The Film Canon: Matinee (1993)

By 1960 close to 90% of American households owned a television set. This little bit of trivia plays a significant role in Joe Dante’s period comedy, set in Key West, Florida in October of 1962 when channels began broadcasting President Kennedy’s infamous television interruption talking about the presence of Soviet missiles on the nearby island of Cuba. As the entire Key West community (and the country at large) is thrust into a collective panic, B-movie director Lawrence Woolsey (John Goodman) comes to Key West with his newest master-stroke—an exclusive showing of “Mant!” an atomic-themed monster flick that is set to play at the very height of the Cuban Missile Crisis when audiences are at their most terror-stricken.

Joe Dante’s Matinee is a wonderfully crafted, surprisingly under-talked about comedy from the 90’s that looks back at the troubling period in American history where threat of atomic annihilation seemed to sweep the public from their sheltered suburban reality. The opportunity for early ‘60s American satire and comic form are endless; Dante, taking this subject by the horns, manages to exploit the cultural hypocrisy at the time whilst honoring the kitsch tradition of his B-movie forefathers. Simply put, Matinee explores a 1960’s America Joe Dante identifies with intimately, when television was a relatively young technology and cinemas struggled to stay relevant amidst a revolution of new media.

The film starts out like a classic American B-movie monster flick—the people of Key West go about their lives day to day in an idyllic American suburb in comfort, yet the peace of the town remains just eerie enough for us to expect something terrifying to happen. Here tensions build when President Kennedy invades American screens with the broadcast that—for many—starts a worldwide panic. This is particularly the case for blonde-haired schoolboy Gene Loomis whose father is one of the men taking part in the massive naval blockade in Cuba. His school conducts a drill in the case of atomic annihilation—the kind of placebic exercise Gene’s feisty schoolmate Sandra loudly objects to. She, like most of us, knows how little “duck and cover” can withstand a nuclear strike.

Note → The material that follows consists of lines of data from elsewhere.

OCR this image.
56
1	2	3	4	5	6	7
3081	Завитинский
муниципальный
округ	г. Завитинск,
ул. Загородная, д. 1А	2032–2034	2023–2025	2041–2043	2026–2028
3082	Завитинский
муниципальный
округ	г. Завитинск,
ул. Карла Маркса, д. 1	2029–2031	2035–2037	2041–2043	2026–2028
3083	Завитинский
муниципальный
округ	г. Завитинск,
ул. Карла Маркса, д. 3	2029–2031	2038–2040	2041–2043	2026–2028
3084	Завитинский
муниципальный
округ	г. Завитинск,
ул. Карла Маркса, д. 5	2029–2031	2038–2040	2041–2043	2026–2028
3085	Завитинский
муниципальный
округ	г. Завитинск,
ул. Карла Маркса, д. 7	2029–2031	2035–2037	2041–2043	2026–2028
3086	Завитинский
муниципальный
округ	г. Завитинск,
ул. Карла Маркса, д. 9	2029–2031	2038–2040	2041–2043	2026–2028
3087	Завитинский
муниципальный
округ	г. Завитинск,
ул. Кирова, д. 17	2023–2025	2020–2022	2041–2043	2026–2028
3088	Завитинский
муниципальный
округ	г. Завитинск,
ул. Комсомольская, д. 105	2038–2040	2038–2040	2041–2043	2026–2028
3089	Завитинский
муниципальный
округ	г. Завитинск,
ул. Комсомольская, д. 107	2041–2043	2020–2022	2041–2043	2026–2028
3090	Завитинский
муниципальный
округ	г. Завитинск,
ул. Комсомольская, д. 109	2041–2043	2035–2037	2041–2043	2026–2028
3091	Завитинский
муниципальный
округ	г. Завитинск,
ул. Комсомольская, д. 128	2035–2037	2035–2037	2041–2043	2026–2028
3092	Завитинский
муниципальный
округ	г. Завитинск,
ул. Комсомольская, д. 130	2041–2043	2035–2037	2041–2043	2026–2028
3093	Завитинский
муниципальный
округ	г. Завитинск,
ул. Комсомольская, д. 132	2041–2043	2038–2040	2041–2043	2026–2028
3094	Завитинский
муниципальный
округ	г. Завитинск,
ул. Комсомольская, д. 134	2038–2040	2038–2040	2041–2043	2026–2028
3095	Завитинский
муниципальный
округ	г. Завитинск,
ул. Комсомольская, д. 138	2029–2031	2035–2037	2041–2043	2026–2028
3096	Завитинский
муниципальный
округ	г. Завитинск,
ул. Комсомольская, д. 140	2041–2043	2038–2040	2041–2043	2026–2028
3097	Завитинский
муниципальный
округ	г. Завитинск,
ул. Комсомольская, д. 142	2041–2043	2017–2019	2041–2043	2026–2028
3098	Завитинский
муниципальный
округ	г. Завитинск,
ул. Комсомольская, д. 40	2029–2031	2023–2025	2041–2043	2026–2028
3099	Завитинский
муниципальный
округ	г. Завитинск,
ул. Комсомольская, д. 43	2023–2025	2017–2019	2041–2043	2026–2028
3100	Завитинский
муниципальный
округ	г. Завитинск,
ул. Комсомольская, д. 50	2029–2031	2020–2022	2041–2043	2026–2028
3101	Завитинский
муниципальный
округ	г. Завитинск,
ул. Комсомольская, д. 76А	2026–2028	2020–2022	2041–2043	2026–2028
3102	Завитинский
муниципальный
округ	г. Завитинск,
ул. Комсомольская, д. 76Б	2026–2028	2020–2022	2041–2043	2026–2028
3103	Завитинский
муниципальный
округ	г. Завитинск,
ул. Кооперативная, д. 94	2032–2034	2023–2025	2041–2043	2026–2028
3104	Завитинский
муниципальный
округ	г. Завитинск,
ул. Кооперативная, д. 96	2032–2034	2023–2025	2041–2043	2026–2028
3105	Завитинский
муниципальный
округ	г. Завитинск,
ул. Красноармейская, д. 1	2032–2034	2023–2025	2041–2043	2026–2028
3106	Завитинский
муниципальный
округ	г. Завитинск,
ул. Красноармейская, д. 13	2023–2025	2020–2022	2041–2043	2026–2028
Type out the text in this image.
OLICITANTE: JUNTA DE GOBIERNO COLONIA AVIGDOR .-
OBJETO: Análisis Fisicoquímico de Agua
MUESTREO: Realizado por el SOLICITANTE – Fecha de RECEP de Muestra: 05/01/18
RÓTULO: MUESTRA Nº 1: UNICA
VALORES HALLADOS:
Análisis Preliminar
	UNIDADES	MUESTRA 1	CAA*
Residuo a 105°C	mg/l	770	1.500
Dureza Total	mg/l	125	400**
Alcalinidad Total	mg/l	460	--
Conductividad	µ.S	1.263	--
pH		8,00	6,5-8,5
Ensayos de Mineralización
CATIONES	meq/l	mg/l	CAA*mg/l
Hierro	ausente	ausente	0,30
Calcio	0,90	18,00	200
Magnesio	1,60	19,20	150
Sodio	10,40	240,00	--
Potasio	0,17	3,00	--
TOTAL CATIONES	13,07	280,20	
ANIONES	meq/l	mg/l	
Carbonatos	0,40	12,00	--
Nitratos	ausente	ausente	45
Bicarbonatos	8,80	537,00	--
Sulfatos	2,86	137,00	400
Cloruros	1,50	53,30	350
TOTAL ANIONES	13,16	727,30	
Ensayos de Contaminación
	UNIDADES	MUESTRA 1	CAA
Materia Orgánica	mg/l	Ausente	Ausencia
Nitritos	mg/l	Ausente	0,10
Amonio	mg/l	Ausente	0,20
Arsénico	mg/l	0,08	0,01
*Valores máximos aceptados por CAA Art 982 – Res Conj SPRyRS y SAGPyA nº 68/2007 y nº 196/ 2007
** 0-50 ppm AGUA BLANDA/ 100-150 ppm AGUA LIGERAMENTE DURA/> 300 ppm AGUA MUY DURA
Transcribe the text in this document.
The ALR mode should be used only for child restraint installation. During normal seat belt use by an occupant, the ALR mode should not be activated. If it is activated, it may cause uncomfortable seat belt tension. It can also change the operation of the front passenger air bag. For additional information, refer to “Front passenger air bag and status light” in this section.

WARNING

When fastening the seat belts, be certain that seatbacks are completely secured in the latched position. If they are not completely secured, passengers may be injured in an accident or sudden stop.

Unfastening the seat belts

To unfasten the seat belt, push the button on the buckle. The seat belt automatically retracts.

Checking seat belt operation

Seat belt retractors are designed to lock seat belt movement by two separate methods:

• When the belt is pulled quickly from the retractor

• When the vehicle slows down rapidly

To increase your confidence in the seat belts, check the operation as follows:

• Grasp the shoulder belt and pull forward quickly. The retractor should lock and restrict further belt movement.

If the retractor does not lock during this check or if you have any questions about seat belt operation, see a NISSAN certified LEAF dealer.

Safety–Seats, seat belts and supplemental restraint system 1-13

Aside from exploring the world of scary B-movies, Matinee also explores the scarier “adult” world, a place full of paranoia, superstition and barely-contained hysteria. In Key Stone, where kids pettifog on trifling concerns, adults find themselves in a state collective delirium, fueled by the constant barrage of information distorted to the point where the danger of the outside world turns out to be as phony as Woolsey’s rubber ant creatures. Joe Dante’s delirium is both hilariously absurd and terrifylingly convincing. His comic approach to the public’s overexposure to television takes on a very real, frightening approach however when the town’s own atomic-induced madness mutates into its own all-consuming monster.

Joe Dante’s frenzy takes on many different appearances in the film; a disgruntled ex-convict, townsfolk opposed to Woolsey’s films and angry girlfriends. The most emblematic of these however must be theatre impresario who, after mistaking his theatre’s pyrotechnics for Soviet missiles, engages a timed lock which by a tragic coincidence seals Gene and Sandra in his super-secure bomb shelter. The irony in Joe Dante’s ludicrous scenarios is that these modes of protection and security ultimately become more of a threat to the characters than anything else in the film.

One of these misinterpreted ‘threats’ seems to be Lawrence Woolsey himself. At first glance, Woolsey’s desire to manipulate the fear in his audience appear to be the showman’s underhanded attempts to exacerbate a town’s fears, but the theatre, divorced from the superstition of  “real world” problems, becomes almost a haven from the feverish madness of the town. Rather than exploit the fears of the townspeople Woolsey forms a retreat from the Crisis, channeling the collective frenzy into a festive communion. Television isn’t granted the same loving treatment by Dante, his tiny sets of antennae boxes isolate its viewers, casts a hypnotic spell on them and even seems to control their minds.

Interestingly, Joe Dante didn’t have to venture into the realm of fantasy or science fiction in Matinee. One must ultimately assume that at a certain point in the director’s own childhood Dante must have realized that the scariest things on the planet didn’t infest movie screens but the world he lived everyday.